April 27th marked the 154th anniversary of the devastating explosion of the Sultana on the Mississippi near Memphis which took the lives of over 1,500 people – mostly weak and sickly Union prisoners of war who had made their way to the river from the horrific prisons like Andersonville and Cahaba in the deep south to come home.
There are several really good books out there about the disaster – one being Sultana: Surving the Civil War, Prison, and the Worst Maritime Disaster in American History by Alan Huffman (2009) and Disaster on the Mississippi: The Sultana Explosion, April 27, 1865 by Gene Eric Salecker.
There were many Ohio soldiers on the Sultana when it exploded. If you are not familiar with this story (which even at the time of the event was overshadowed in the national news to coverage of Lincoln’s funeral and the capture and death of his murderer, John Wilkes Booth, you should read up on it. It’s a horrific event spurred by greed and government inefficiency.
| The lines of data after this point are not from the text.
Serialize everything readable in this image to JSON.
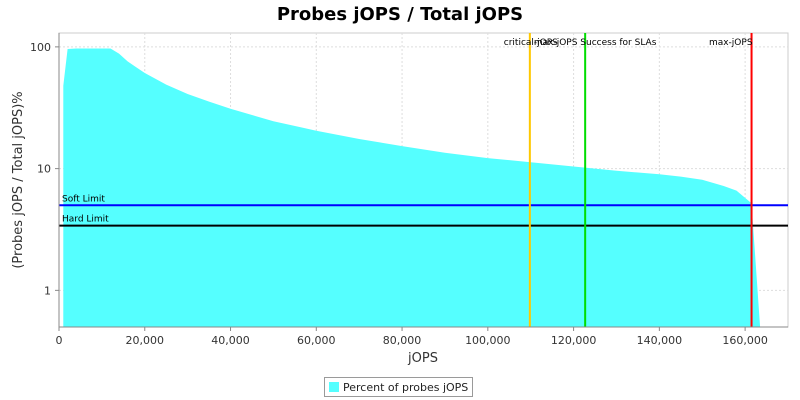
{
  "chart_data": {
    "type": "area",
    "title": "Probes jOPS / Total jOPS",
    "xlabel": "jOPS",
    "ylabel": "(Probes jOPS / Total jOPS)%",
    "y_scale": "log",
    "xlim": [
      0,
      170000
    ],
    "ylim": [
      0.5,
      130
    ],
    "x_ticks": [
      0,
      20000,
      40000,
      60000,
      80000,
      100000,
      120000,
      140000,
      160000
    ],
    "x_tick_labels": [
      "0",
      "20,000",
      "40,000",
      "60,000",
      "80,000",
      "100,000",
      "120,000",
      "140,000",
      "160,000"
    ],
    "y_ticks": [
      1,
      10,
      100
    ],
    "y_tick_labels": [
      "1",
      "10",
      "100"
    ],
    "grid": true,
    "legend_position": "bottom-center",
    "series": [
      {
        "name": "Percent of probes jOPS",
        "color": "#55ffff",
        "x": [
          1000,
          2000,
          4000,
          8000,
          12000,
          14000,
          16000,
          18000,
          20000,
          25000,
          30000,
          35000,
          40000,
          50000,
          60000,
          70000,
          80000,
          90000,
          100000,
          110000,
          120000,
          130000,
          140000,
          145000,
          150000,
          155000,
          158000,
          161500,
          163500
        ],
        "y": [
          48,
          96,
          97,
          97,
          97,
          88,
          76,
          68,
          61,
          49,
          41,
          35.5,
          31,
          24.5,
          20.5,
          17.5,
          15.3,
          13.5,
          12.2,
          11.3,
          10.4,
          9.6,
          9.0,
          8.6,
          8.1,
          7.2,
          6.6,
          5.2,
          0.5
        ]
      }
    ],
    "horizontal_lines": [
      {
        "label": "Soft Limit",
        "y": 5.0,
        "color": "#0000ff"
      },
      {
        "label": "Hard Limit",
        "y": 3.4,
        "color": "#000000"
      }
    ],
    "vertical_lines": [
      {
        "label": "critical-jOPS",
        "x": 109800,
        "color": "#ffc800"
      },
      {
        "label": "max-jOPS Success for SLAs",
        "x": 122700,
        "color": "#00dd00"
      },
      {
        "label": "max-jOPS",
        "x": 161500,
        "color": "#ff0000"
      }
    ]
  }
}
The first new history of the 125th Ohio Volunteer Infantry in over 120 years is about to his the book shelves! Opdycke’s Tiger’s in the Civil War: A History of the 125th Ohio Volunteer Infantry by Thomas Crowl from McFarland Books will be released on May 28th. You can find it on McFarlandbooks.com or Amazon. The 125th was comprised of several companies from Trumbull County and surrounding areas. Emerson Opdycke was born in Hubbard and owned a store in downtown Warren before enlisting in the 41st OVI and eventually being appointed Colonel of the 125th.
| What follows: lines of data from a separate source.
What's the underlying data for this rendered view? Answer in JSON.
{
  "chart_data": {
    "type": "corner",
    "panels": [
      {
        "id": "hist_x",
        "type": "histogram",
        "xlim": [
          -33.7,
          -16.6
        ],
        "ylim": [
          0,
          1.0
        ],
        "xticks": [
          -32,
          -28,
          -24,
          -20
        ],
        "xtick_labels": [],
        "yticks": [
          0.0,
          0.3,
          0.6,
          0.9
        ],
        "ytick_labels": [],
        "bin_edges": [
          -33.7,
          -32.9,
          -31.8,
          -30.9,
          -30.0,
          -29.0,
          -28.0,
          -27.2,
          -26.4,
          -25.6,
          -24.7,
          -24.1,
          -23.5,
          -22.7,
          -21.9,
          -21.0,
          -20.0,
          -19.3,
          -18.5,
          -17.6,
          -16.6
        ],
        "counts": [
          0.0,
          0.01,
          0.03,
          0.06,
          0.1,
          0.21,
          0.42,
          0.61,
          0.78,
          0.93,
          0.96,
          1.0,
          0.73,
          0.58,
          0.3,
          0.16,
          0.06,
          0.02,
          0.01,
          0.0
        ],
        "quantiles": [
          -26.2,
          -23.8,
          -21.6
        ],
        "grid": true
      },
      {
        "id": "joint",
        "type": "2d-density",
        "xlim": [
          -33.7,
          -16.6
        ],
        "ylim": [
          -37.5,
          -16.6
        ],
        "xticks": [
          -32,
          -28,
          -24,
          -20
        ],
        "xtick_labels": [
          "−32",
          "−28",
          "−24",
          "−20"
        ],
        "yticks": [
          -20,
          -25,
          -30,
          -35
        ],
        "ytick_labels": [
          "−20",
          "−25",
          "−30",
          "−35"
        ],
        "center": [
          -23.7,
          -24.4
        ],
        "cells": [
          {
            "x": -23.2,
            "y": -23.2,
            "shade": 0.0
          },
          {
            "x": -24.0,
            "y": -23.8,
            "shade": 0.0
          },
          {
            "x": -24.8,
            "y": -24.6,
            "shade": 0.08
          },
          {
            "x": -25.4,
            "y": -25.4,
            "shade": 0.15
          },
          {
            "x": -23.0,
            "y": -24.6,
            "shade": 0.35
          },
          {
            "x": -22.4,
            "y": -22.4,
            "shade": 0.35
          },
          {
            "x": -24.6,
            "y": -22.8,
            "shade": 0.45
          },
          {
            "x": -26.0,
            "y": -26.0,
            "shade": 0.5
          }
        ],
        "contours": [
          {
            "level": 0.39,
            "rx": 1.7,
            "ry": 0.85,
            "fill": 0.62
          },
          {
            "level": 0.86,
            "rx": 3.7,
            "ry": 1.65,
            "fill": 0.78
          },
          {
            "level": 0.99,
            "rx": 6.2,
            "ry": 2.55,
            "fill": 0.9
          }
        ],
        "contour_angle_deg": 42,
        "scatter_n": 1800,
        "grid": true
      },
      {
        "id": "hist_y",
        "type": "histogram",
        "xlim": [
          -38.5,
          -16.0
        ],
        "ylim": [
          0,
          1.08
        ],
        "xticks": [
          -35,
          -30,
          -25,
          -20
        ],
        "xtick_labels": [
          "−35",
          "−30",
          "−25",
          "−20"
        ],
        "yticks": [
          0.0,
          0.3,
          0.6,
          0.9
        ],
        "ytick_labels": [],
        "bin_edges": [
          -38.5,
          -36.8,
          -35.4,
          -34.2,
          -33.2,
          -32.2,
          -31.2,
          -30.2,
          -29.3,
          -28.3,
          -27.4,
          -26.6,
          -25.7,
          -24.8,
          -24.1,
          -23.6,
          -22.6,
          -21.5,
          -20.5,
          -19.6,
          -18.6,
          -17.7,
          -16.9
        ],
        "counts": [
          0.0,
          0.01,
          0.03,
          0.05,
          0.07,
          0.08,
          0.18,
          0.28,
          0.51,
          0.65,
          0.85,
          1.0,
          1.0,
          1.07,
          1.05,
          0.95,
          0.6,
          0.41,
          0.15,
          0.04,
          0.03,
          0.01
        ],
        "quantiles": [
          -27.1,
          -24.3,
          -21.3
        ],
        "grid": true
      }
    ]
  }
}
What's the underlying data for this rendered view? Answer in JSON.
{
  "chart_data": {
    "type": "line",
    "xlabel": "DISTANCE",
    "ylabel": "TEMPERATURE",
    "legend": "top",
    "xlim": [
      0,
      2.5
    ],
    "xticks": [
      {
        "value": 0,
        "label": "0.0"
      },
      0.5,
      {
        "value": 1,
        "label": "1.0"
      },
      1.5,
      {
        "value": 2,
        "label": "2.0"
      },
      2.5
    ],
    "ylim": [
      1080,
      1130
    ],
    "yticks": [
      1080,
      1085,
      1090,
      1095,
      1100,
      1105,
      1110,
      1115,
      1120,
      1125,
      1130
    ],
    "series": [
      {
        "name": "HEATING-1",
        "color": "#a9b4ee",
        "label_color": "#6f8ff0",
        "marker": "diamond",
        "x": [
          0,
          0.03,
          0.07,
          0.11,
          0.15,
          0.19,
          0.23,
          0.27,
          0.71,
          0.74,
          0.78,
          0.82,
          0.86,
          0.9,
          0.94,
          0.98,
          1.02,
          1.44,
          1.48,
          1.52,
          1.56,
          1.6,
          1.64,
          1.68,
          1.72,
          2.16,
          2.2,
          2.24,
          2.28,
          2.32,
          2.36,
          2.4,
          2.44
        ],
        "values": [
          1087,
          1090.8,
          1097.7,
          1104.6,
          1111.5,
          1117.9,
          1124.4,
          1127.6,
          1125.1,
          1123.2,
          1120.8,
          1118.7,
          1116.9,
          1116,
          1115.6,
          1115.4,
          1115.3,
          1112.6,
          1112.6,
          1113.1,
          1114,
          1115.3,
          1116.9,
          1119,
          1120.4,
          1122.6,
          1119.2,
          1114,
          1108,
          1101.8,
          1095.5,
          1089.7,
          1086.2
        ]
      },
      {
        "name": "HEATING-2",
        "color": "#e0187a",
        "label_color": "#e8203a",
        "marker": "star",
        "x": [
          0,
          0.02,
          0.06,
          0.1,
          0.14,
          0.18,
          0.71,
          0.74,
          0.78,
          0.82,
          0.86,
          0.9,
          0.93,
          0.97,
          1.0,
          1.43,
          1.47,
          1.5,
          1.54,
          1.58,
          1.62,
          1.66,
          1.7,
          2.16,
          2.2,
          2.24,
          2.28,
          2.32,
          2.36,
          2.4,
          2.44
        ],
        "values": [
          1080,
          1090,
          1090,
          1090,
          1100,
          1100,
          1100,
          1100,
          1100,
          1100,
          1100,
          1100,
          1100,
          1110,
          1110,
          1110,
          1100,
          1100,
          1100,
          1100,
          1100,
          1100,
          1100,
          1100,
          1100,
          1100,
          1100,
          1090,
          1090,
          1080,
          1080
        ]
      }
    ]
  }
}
Several dozen new names or corrected information has been added to the Soldiers Data. Currently, I am cross-checking the 1883 Census of Pensioners for Trumbull County against the data.
I am often asked where, oh where I have come up with all of this information? I started over 18 years ago! Some of the sources used have been 1890 Veterans Census, 1883 Census of Pensioners, various published county and township histories, Hardesty’s Military History of Ohio, Trumbull County edition, cemetery records, Grand Army of the Republic records – particularly from the state of Kansas, the 1863 Draft Registration records, the Western Reserve Chronicle during the war years, as well as other newspapers, regimental histories, soldier memoirs, unit rosters, pension indexes, and other sources too numerous to list. I am especially glad for the many tips and inquiries from other researchers who have graciously shared information with me. This has been extremely helpful with the many men who were born in Trumbull County but moved prior to the war and served in other states.
I am also asked exactly who qualified for inclusion in this list. I have listed any Civil War Veteran who at some point in their lives have been proven to have resided in Trumbull County. This includes those born in Trumbull, those who resided and enlisted in Trumbull, and those who moved to Trumbull after the war. Many names have been shuffled on and off the list; particularly names mentioned in the newspaper as serving from a township bordering another county when census and land records have determined that the soldier never resided in Trumbull County. Similarly, there are veterans buried in Trumbull County who never lived here. If they in fact resided in a bordering community, they are not listed.